To the extent that Court I alleges that the lease provision constitutes a per se violation of the antitrust laws, the court does not at this time foreclose receipt of evidence or argument on that issue. For purposes of determining the relevant class, however, the court finds that plaintiff’s per se challenge is insufficiently supported to warrant the establishment of a class whose existence is entirely premised on plaintiff’s success in proving, not that the provision is violative of the antitrust laws, but that under a particular theory, it is per se violative.

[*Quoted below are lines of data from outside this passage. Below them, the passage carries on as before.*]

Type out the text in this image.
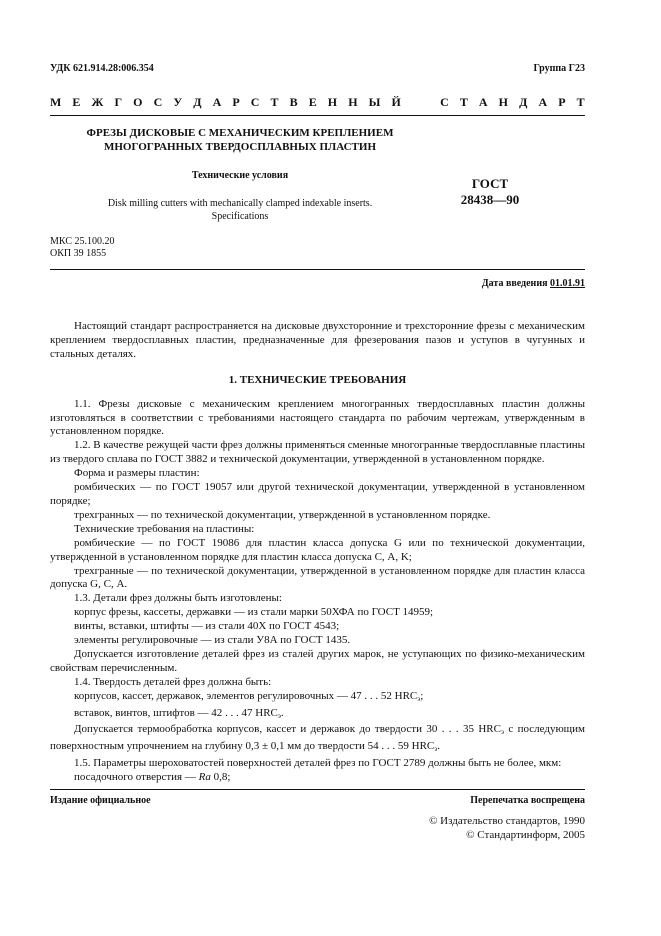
УДК 621.914.28:006.354	Группа Г23
М Е Ж Г О С У Д А Р С Т В Е Н Н Ы Й

	С Т А Н Д А Р Т
ФРЕЗЫ ДИСКОВЫЕ С МЕХАНИЧЕСКИМ КРЕПЛЕНИЕМ
МНОГОГРАННЫХ ТВЕРДОСПЛАВНЫХ ПЛАСТИН
Технические условия
Disk milling cutters with mechanically clamped indexable inserts.
Specifications
ГОСТ
28438—90
МКС 25.100.20
ОКП 39 1855
Дата введения 01.01.91

Настоящий стандарт распространяется на дисковые двухсторонние и трехсторонние фрезы с механическим креплением твердосплавных пластин, предназначенные для фрезерования пазов и уступов в чугунных и стальных деталях.

1. ТЕХНИЧЕСКИЕ ТРЕБОВАНИЯ

1.1. Фрезы дисковые с механическим креплением многогранных твердосплавных пластин должны изготовляться в соответствии с требованиями настоящего стандарта по рабочим чертежам, утвержденным в установленном порядке.

1.2. В качестве режущей части фрез должны применяться сменные многогранные твердосплавные пластины из твердого сплава по ГОСТ 3882 и технической документации, утвержденной в установленном порядке.

Форма и размеры пластин:

ромбических — по ГОСТ 19057 или другой технической документации, утвержденной в установленном порядке;

трехгранных — по технической документации, утвержденной в установленном порядке.

Технические требования на пластины:

ромбические — по ГОСТ 19086 для пластин класса допуска G или по технической документации, утвержденной в установленном порядке для пластин класса допуска С, А, K;

трехгранные — по технической документации, утвержденной в установленном порядке для пластин класса допуска G, С, А.

1.3. Детали фрез должны быть изготовлены:

корпус фрезы, кассеты, державки — из стали марки 50ХФА по ГОСТ 14959;

винты, вставки, штифты — из стали 40Х по ГОСТ 4543;

элементы регулировочные — из стали У8А по ГОСТ 1435.

Допускается изготовление деталей фрез из сталей других марок, не уступающих по физико-механическим свойствам перечисленным.

1.4. Твердость деталей фрез должна быть:

корпусов, кассет, державок, элементов регулировочных — 47 . . . 52 $HRC_э$;

вставок, винтов, штифтов — 42 . . . 47 $HRC_э$.

Допускается термообработка корпусов, кассет и державок до твердости 30 . . . 35 $HRC_э$ с последующим поверхностным упрочнением на глубину 0,3 ± 0,1 мм до твердости 54 . . . 59 $HRC_э$.

1.5. Параметры шероховатостей поверхностей деталей фрез по ГОСТ 2789 должны быть не более, мкм:

посадочного отверстия — Ra 0,8;

Издание официальное	Перепечатка воспрещена
© Издательство стандартов, 1990
© Стандартинформ, 2005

. Plaintiff states that the class under Count IV of the complaint is composed of “those tenants who have been forced by the defendants to remain open Tuesday, Wednesday and Saturday nights by action taken unreasonably, arbitrarily and capriciously by defendants in enforcing the restrictive provisions of the aforesaid leases as against the tenants without study or investigation to determine whether the circumstances and conditions existing at the time justified the enforcement of such restrictive conditions.”